Roberto, engenheiro eletricista, trabalha em uma multinacional. É feliz no seu trabalho, fazia o que gostava. É feliz com sua família... cada um deles, pra Roberto, era como um presente de Natal. Tinha planos... como quase todo mundo tem. Era um homem equilibrado, planejava, sim... sonhava, sim... mas tinha os pés e a cabeça no chão.

Depois de deixar Clarinha na Universidade, foi para seu trabalho. Havia uma rotina e ele a cumpria rigorosamente. Havia um recado de seu diretor "Venha até à minha sala". Roberto foi. Eram amigos e Roberto já sabia, ou seria convidado para um churrasco no fim de semana, ou havia algum chuveiro elétrico na casa de Fábio para consertar.

Fábio não se acanhava de pedir ao amigo que consertasse uma tomada, um fio solto, um chuveiro... ou qualquer coisa que deixasse de funcionar em sua própria casa. Eram amigos de longa data e ele só confiava em Roberto qaundo se tratava de qualquer coisa ligada à eletricidade.

Roberto não se importa... para ele trocar tomadas, chuveiros... puxar um fio de luz de cá pra lá, de lá pra cá, era um hobby.

Dito e feito. Havia um probleminha na banheira de hidromassagem na casa de Fábio.

Roberto decidiu que o melhor momento para verificar o que havia acontecido era aquele.
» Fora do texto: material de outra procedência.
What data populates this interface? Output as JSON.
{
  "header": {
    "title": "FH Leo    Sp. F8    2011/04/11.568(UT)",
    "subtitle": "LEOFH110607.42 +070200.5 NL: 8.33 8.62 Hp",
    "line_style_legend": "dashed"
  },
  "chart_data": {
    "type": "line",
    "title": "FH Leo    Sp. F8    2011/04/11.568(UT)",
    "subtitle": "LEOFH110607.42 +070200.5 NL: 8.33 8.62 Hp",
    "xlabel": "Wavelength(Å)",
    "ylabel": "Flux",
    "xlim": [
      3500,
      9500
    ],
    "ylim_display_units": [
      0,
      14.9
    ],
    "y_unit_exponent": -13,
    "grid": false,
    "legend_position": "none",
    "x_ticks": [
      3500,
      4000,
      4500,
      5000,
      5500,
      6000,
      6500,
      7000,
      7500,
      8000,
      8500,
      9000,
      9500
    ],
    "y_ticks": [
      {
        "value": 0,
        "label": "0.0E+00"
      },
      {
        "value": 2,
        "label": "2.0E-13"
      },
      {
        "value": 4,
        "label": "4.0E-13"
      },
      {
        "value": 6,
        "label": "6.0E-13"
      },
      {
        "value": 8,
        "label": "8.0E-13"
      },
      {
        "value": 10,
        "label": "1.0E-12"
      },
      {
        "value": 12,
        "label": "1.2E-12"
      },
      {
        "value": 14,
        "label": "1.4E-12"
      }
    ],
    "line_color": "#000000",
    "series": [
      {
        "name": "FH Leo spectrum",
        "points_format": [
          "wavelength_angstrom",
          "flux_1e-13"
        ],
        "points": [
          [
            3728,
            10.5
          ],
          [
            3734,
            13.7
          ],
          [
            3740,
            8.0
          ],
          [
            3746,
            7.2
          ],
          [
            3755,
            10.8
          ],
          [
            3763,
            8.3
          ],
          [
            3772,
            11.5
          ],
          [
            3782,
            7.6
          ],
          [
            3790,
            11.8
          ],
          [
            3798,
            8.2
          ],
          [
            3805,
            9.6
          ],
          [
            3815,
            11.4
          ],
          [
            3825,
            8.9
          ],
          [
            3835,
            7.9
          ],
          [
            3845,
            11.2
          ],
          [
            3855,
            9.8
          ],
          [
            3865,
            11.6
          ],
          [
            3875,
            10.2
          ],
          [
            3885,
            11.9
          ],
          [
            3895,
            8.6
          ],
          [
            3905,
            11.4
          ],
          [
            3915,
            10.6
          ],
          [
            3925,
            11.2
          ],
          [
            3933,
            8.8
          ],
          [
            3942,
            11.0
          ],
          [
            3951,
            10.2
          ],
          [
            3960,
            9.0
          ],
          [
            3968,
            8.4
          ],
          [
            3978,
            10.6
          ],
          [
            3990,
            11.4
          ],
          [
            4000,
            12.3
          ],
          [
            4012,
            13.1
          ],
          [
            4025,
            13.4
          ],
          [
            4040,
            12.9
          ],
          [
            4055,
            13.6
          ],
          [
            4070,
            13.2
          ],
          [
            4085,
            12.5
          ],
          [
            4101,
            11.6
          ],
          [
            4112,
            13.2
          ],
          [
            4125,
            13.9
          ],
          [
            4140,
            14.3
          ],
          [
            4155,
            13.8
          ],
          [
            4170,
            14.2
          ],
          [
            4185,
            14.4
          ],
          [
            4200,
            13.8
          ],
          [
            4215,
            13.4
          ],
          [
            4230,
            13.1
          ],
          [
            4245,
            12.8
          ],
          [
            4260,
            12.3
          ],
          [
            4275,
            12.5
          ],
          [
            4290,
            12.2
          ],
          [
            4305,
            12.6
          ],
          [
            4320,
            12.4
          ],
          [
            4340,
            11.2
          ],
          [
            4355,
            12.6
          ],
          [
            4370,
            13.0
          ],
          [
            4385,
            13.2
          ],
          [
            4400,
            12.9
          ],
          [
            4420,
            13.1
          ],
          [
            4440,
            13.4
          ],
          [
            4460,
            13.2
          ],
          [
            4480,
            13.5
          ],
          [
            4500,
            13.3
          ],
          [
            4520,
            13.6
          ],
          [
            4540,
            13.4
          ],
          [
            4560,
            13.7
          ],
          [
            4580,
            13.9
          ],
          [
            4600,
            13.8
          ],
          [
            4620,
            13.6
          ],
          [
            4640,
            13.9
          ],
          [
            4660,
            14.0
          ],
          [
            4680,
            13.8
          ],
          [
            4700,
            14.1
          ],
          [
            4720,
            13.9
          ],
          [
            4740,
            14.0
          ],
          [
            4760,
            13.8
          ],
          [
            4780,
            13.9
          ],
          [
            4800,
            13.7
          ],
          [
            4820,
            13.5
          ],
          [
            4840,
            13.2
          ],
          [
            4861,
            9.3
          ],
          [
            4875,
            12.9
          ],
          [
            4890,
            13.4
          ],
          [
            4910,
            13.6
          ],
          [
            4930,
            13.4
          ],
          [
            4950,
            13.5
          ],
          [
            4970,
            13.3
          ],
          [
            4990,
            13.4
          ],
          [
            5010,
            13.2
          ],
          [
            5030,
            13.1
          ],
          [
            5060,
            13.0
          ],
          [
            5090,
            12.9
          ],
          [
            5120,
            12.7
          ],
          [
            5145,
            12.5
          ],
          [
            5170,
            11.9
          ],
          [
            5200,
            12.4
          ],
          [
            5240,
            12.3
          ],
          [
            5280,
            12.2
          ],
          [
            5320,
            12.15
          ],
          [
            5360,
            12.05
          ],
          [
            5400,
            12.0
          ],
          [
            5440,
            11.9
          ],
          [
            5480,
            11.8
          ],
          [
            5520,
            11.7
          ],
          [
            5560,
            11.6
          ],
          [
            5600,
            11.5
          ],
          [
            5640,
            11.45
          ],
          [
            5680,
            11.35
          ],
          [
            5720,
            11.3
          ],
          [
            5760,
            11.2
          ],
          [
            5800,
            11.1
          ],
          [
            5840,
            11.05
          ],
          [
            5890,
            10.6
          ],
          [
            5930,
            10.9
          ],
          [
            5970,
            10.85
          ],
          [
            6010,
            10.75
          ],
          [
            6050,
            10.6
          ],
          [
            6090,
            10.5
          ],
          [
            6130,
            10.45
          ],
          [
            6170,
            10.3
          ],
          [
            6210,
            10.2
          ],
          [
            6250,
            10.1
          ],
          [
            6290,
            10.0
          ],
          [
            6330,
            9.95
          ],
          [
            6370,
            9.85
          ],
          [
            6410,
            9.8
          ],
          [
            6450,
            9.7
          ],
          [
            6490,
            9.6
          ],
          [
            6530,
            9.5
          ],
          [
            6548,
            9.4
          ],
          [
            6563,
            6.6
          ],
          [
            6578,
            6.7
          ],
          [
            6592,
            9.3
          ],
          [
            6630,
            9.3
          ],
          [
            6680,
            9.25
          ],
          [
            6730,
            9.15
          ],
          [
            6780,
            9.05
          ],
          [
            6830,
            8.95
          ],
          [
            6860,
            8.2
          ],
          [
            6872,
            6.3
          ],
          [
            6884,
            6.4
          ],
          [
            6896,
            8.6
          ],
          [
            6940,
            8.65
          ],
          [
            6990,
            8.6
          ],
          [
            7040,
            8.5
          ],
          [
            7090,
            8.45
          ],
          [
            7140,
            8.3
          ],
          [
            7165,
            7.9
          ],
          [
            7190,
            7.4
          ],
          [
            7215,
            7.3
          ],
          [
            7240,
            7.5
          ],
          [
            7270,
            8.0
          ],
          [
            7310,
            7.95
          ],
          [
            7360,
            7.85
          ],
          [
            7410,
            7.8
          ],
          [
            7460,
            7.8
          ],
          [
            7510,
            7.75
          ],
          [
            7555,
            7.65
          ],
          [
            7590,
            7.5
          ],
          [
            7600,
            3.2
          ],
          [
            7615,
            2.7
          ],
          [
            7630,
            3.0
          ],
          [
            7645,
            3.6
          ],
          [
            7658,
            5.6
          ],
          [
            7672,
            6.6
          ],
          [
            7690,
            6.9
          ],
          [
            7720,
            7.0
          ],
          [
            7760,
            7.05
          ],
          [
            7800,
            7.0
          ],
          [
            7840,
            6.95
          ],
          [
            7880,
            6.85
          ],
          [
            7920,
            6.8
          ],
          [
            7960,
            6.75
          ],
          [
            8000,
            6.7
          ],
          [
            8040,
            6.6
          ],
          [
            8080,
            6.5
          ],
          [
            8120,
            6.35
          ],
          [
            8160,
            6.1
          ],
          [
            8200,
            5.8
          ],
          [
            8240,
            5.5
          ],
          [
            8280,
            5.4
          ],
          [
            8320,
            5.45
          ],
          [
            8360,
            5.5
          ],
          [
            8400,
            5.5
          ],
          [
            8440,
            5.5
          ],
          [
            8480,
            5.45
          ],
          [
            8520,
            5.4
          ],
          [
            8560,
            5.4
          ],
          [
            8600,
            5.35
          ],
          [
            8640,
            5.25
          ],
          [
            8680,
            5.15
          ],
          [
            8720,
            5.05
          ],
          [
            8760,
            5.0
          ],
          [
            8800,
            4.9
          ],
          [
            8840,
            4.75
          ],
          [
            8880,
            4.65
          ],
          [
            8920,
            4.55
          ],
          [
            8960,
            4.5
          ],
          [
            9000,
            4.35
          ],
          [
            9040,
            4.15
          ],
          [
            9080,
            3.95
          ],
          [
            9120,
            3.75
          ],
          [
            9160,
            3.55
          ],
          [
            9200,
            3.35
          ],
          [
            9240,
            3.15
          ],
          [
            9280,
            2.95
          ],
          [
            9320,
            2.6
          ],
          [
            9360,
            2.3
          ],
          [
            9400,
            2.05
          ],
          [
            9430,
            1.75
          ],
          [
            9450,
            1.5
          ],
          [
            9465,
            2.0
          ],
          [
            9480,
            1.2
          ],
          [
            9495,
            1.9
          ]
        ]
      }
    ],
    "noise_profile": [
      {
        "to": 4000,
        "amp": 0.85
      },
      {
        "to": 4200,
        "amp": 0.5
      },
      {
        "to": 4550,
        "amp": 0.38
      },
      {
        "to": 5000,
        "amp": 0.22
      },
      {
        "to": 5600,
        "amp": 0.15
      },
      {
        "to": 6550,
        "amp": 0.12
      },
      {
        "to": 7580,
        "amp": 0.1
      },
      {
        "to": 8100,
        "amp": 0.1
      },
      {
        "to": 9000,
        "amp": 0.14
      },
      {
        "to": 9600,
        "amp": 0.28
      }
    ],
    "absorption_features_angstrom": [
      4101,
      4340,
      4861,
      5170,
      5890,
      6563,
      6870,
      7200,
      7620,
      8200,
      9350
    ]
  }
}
No começo da manhã, ainda estava tudo tranquilo na empresa. E foi...

Depois de detectar o problema, saiu para comprar a peça que precisava ser trocada. Voltou, trocou. E retornou para o trabalho.

Parou no sinal vermelho do primeiro semáforo do caminho... ficou observando as luzes vermelhas até ver surgir o verde. Soltou lentamente o pé da embriagem e acelerou... Um micro-ônibus chocou-se com seu Fiat/Idea. Roberto sentiu o choque e ainda conseguiu ouvir o som distante da sirene da ambulância e as luzes vermelhas se aproximando, piscando... piscando... piscando...até tudo parar totalmente.

Mais um dia na vida de Roberto... menos um dia daqui pra frente.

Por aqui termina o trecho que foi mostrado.